Valerie Navarrete

I’ll be blunt about it: When I decided to go into the business of writing tastefully erotic fan-fiction about various figures in Yale’s administration, I knew that there would be some people who weren’t entirely on board with the idea. And, yeah, there have been a lot of naysayers — prudes and religious types, mostly — in the last few years who just aren’t “comfortable” with the idea of an undergrad writing, self-publishing and selling for profit elegant sex adventures involving public figures from Yale’s campus. What I don’t think these people understand, however, is that my tactfully written and classily lewd coital romps through Woodbridge Hall are actually helping to enhance Yale’s reputation as an institution of higher learning, both in the United States and across the world. Let me explain:

My erotic imaginings help to promote Yale’s image as a sex-positive campus.

1) It’s a sign of the rampant anti-intellectualism in this country that many people just seem to assume that literature doesn’t have the ability to effect social change. Case in point: When they’re critiquing the refined sexcapades involving real administration figures that I write in my spare time, my killjoy critics don’t seem to realize that I’m helping to normalize healthy, consensual sexual activity between adults. For instance, in my 2015 e-book “Moans from Woodbridge Hall,” I establish that all the participants taking part in former Dean Jonathan Hellagay’s masked orgy of carnal delight are positively consenting at all times. Likewise, in my 2016 novella “Who Are You Doing This Weekend?” I provide helpful sex advice by instructing my readers on how to pleasure one another to climax while watching a student-written experimental dance composition. In these and other works, my risque tales about Yale administrators help communicate that Yale is a place where healthy sex is seen as a normal part of student life.

2) In my work, I establish that Yale is prepared to handle a massive STD outbreak.

This is a theme that I come back to time and again in my work, to the benefit of Yale’s national and international prestige. Take, for example, my best-selling 2017 Kindle Single “New England Chlamydia Chowder.” In it, a Masturbator’s Tea with Yale alumnus and former Vice President Richard “Big Ol’ Dick” Cheney turns, naturally, into a hedonistic orgy that takes over the entire Davenport Head of College House, and soon Yale’s entire student body is infected with basically every STD you can think of. The heroic administration swoops in, providing students with free testing and antibiotics while taking a few deserved breaks to get nice and frisky with one another and themselves. Similar scenarios in “OrgasmSync” and “Peen’s Excuse” help reinforce the point that Yale’s state-of-the-art infrastructure is equipped to handle any medical emergency, no matter how sexy.

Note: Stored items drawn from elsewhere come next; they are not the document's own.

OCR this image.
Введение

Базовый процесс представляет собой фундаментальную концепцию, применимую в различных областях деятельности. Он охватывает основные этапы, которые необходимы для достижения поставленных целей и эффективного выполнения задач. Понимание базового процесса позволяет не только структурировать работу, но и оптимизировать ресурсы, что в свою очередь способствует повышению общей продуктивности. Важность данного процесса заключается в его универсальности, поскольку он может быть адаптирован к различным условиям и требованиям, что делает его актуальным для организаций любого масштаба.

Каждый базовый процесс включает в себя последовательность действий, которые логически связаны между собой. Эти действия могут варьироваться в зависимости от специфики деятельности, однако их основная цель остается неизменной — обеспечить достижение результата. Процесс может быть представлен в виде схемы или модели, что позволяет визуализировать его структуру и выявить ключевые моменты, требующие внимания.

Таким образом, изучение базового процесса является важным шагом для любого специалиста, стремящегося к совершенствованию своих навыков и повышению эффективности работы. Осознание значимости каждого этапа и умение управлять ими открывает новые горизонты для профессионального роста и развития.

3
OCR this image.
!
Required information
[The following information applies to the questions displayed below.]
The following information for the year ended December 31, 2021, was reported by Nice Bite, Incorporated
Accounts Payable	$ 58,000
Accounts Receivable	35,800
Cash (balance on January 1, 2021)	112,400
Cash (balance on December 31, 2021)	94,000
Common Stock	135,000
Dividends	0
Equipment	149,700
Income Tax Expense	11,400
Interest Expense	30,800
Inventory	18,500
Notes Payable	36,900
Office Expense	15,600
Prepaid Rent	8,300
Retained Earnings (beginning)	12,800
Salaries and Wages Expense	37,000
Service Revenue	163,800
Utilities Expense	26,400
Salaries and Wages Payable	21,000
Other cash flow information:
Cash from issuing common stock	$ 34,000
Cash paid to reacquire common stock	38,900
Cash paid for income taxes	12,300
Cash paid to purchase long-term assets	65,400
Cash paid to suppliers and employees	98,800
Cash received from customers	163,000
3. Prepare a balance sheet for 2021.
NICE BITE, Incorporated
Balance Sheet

3) Now people know that “visiting the bursar’s office” can also refer to a cool sex thing.

I believe that this speaks for itself.

4) I take pains to make sure Yale is portrayed as being on the right side of history.

I recognize that Yale doesn’t always receive the most favorable coverage in the national media — we’re lambasted from both the right and the left for decisions the administration makes. That’s why I always try to make sure when writing dapper smut about our beloved administrators — to show Yale as on the right side of hot-button social issues. In last semester’s “Sizing Up the Endowment,” I used the bawdy tale of David A. Swenson’s sexy asset-handling romp through the world of international finance to make an important point about responsible investing. In my fan-favorite e-book “Office of Emissions,” when eight sweaty hours of pouring over a long, hard file lead Yale’s admissions staff to take a well-earned, relaxing shower together, the end result (besides all the fucking) is a nuanced take on affirmative action. “Bulldog Gays” and “Facilclities and Maintaintnence” showcase Yale’s inclusiveness to frisky, nubile young adults of all sexual orientations and gender identities. And in my 2015 classic “A Massage from Chief Ronnell A. Higgins,” Yale comes across as a campus where community policing practices are in line with the best, sexiest guidelines and recommendations available.

In these and many, many other ways, I believe that my tastefully explicit tales of tender love between Yale administrators are a benefit, not a hindrance, to Yale’s position as the world’s hardest yet tenderest university, a well-groomed body of scholars positively pulsing with the kinky titillation of learning. Thank you.